Mean, Median and Sex

I found the workings of an old post I never got around to posting. So here it is.

Time for a maths lesson for Gina Kolata of the New York Times, who reported on a survey that found:

…men had a median of seven female sex partners. Women had a median of four male sex partners. Another study, by British researchers, stated that men had 12.7 heterosexual partners in their lifetimes and women had 6.5.

Apparently "mathematicians" don't understand the difference between various measures of central tendency:

But there is just one problem, mathematicians say. It is logically impossible for heterosexual men to have more partners on average than heterosexual women. Those survey results cannot be correct.

Um, yeah, they can. This falls under the category of Misuse of Information. The explanation is pretty much the same as the example in our book, but dirtier.

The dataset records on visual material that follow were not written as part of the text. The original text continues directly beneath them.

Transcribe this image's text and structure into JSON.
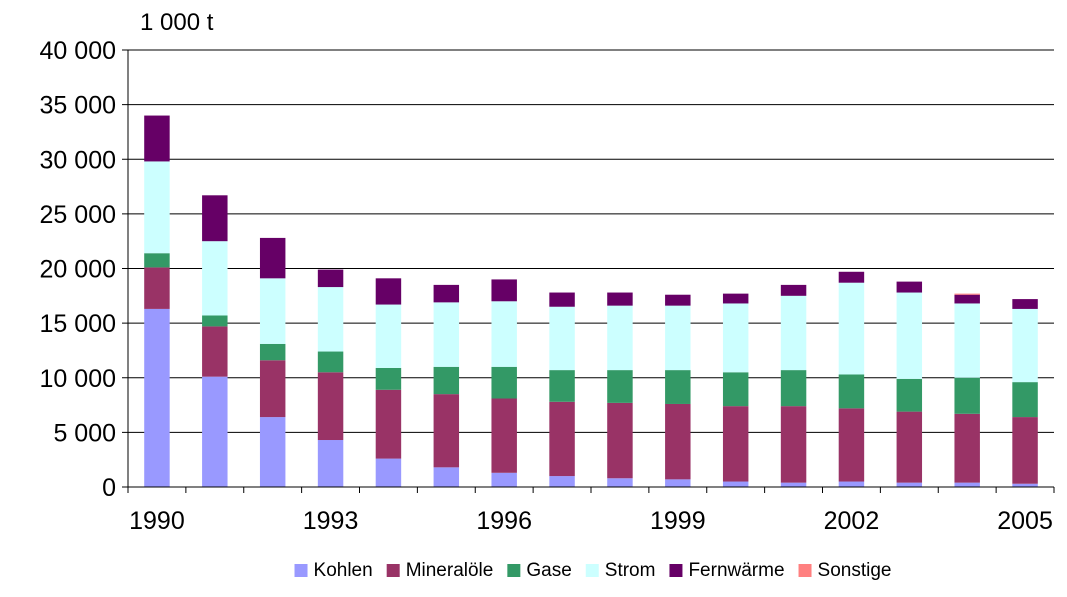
{
  "chart_data": {
    "type": "bar",
    "stacked": true,
    "ylabel": "1 000 t",
    "ylim": [
      0,
      40000
    ],
    "yticks": [
      0,
      5000,
      10000,
      15000,
      20000,
      25000,
      30000,
      35000,
      40000
    ],
    "ytick_labels": [
      "0",
      "5 000",
      "10 000",
      "15 000",
      "20 000",
      "25 000",
      "30 000",
      "35 000",
      "40 000"
    ],
    "grid": true,
    "legend_position": "bottom",
    "categories": [
      "1990",
      "1991",
      "1992",
      "1993",
      "1994",
      "1995",
      "1996",
      "1997",
      "1998",
      "1999",
      "2000",
      "2001",
      "2002",
      "2003",
      "2004",
      "2005"
    ],
    "x_tick_labels": [
      {
        "category": "1990",
        "label": "1990"
      },
      {
        "category": "1993",
        "label": "1993"
      },
      {
        "category": "1996",
        "label": "1996"
      },
      {
        "category": "1999",
        "label": "1999"
      },
      {
        "category": "2002",
        "label": "2002"
      },
      {
        "category": "2005",
        "label": "2005"
      }
    ],
    "series": [
      {
        "name": "Kohlen",
        "color": "#9999ff",
        "values": [
          16300,
          10100,
          6400,
          4300,
          2600,
          1800,
          1300,
          1000,
          800,
          700,
          500,
          400,
          500,
          400,
          400,
          300
        ]
      },
      {
        "name": "Mineralöle",
        "color": "#993366",
        "values": [
          3800,
          4600,
          5200,
          6200,
          6300,
          6700,
          6800,
          6800,
          6900,
          6900,
          6900,
          7000,
          6700,
          6500,
          6300,
          6100
        ]
      },
      {
        "name": "Gase",
        "color": "#339966",
        "values": [
          1300,
          1000,
          1500,
          1900,
          2000,
          2500,
          2900,
          2900,
          3000,
          3100,
          3100,
          3300,
          3100,
          3000,
          3300,
          3200
        ]
      },
      {
        "name": "Strom",
        "color": "#ccffff",
        "values": [
          8400,
          6800,
          6000,
          5900,
          5800,
          5900,
          6000,
          5800,
          5900,
          5900,
          6300,
          6800,
          8400,
          7900,
          6800,
          6700
        ]
      },
      {
        "name": "Fernwärme",
        "color": "#660066",
        "values": [
          4200,
          4200,
          3700,
          1600,
          2400,
          1600,
          2000,
          1300,
          1200,
          1000,
          900,
          1000,
          1000,
          1000,
          800,
          900
        ]
      },
      {
        "name": "Sonstige",
        "color": "#ff8080",
        "values": [
          0,
          0,
          0,
          0,
          0,
          0,
          0,
          0,
          0,
          0,
          0,
          0,
          0,
          0,
          100,
          0
        ]
      }
    ]
  }
}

The mean number of partners for men and woman has to be the same. But the median, as was quoted above, does not. The majority of women tend to have less sexual partners than the majority of men. The median for women is lower. However, there could be enough dirty women who have many, many partners - enough to keep the means even, but skew the distribution.

To be fair to Kolata, she and her mathematician corrected this the next week:

He had looked at the actual data from the survey citing medians and found that it could not possibly be correct. Of course he knew the difference between a median and a mean.

It's still a good example nonetheless. (And a good example of why you should always say what you mean, with all the caveats, as clearly as possible.)